14.2. E reitero: O “Método Giraldi”® é como futebol, natação, atletismo, ciclismo; só se aprende ou se mantem preparado praticando. Parte do princípio de que: “O que eu ouço eu esqueço”; “O que eu vejo eu lembro”; “O que eu faço eu aprendo”;
14.2.1. E o aprendizado e o treinamento têm que ser feitos o mais próximo possível da realidade usando os mesmos equipamentos, armamentos, munições, etc., com os quais você trabalha ou irá trabalhar; treinar de uma forma e atuar de outra é tragédia na certa.

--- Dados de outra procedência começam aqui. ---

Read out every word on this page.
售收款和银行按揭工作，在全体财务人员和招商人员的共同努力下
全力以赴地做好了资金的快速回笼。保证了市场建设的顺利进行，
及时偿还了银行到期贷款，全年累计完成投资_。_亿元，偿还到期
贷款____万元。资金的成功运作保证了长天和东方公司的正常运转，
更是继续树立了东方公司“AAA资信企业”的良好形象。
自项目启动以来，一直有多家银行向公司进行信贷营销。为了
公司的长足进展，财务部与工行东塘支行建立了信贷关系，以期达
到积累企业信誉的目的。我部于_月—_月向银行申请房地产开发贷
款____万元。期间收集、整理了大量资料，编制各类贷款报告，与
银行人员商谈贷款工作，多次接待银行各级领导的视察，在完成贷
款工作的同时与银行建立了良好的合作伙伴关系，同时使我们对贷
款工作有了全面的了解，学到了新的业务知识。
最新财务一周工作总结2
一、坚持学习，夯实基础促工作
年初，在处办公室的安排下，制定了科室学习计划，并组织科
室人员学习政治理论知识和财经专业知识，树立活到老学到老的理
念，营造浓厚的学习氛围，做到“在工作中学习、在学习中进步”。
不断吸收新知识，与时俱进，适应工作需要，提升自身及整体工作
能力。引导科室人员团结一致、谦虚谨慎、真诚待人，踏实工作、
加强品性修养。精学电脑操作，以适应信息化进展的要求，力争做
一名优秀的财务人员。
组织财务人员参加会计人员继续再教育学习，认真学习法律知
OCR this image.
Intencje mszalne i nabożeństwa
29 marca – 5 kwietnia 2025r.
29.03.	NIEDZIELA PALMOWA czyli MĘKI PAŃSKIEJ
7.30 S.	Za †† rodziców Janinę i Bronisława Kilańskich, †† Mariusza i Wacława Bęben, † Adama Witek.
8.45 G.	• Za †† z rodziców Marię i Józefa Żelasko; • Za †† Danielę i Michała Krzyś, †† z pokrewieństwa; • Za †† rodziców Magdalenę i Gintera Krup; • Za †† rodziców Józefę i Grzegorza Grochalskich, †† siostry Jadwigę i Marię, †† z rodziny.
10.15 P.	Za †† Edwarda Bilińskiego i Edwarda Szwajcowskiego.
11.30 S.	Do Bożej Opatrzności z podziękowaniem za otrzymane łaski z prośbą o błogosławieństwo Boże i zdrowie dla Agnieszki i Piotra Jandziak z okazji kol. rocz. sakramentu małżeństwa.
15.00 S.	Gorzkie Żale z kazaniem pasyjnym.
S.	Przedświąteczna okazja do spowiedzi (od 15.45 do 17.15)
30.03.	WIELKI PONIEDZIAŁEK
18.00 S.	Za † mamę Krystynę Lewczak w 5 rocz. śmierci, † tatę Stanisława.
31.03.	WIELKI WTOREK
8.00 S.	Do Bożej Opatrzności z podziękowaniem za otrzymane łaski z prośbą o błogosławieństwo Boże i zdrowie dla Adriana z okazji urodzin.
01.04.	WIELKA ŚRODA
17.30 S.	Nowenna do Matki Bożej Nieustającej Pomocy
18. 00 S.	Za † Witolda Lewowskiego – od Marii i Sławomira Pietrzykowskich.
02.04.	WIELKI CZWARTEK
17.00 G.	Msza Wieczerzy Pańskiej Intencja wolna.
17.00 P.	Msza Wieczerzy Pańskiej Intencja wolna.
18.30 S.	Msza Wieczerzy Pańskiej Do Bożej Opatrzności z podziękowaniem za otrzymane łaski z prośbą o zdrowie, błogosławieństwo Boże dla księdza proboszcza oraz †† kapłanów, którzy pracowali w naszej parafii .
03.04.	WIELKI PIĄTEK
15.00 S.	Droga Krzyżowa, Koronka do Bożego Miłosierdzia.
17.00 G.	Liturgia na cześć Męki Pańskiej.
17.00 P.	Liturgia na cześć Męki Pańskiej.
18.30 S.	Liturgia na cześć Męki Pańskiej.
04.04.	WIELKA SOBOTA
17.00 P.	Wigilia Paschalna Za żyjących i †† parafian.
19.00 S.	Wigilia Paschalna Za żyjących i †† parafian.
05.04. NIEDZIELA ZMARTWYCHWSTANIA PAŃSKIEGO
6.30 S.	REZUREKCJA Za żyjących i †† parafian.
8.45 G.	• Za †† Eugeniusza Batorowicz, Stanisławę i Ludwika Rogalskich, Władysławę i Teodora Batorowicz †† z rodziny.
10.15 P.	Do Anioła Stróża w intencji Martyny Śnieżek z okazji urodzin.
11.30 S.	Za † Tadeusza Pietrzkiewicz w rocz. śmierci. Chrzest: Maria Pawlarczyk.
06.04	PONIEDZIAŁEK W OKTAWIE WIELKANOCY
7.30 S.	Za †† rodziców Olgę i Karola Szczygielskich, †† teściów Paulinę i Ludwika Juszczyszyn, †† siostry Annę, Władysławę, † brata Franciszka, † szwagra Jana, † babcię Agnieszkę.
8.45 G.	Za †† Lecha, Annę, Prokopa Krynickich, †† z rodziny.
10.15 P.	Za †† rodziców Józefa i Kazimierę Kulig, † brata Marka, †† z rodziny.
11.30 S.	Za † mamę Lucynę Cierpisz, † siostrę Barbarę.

15. “SAÚDE E PAZ EM SUAS VIDAS”!
16. Deus os (as) abençoe; abençoe também suas Famílias e trabalhos; e também abençoe nossa querida Polícia Militar, pois por nós só temos nós mesmos e Deus;
17. PMESP: Uma das melhores polícias fardadas do mundo; senão a melhor. É uma enorme honra integrá-la.
Atenciosamente.
Giraldi – “Há 64 anos combatendo o bom combate; mas ainda na corrida, e mantendo a fé”.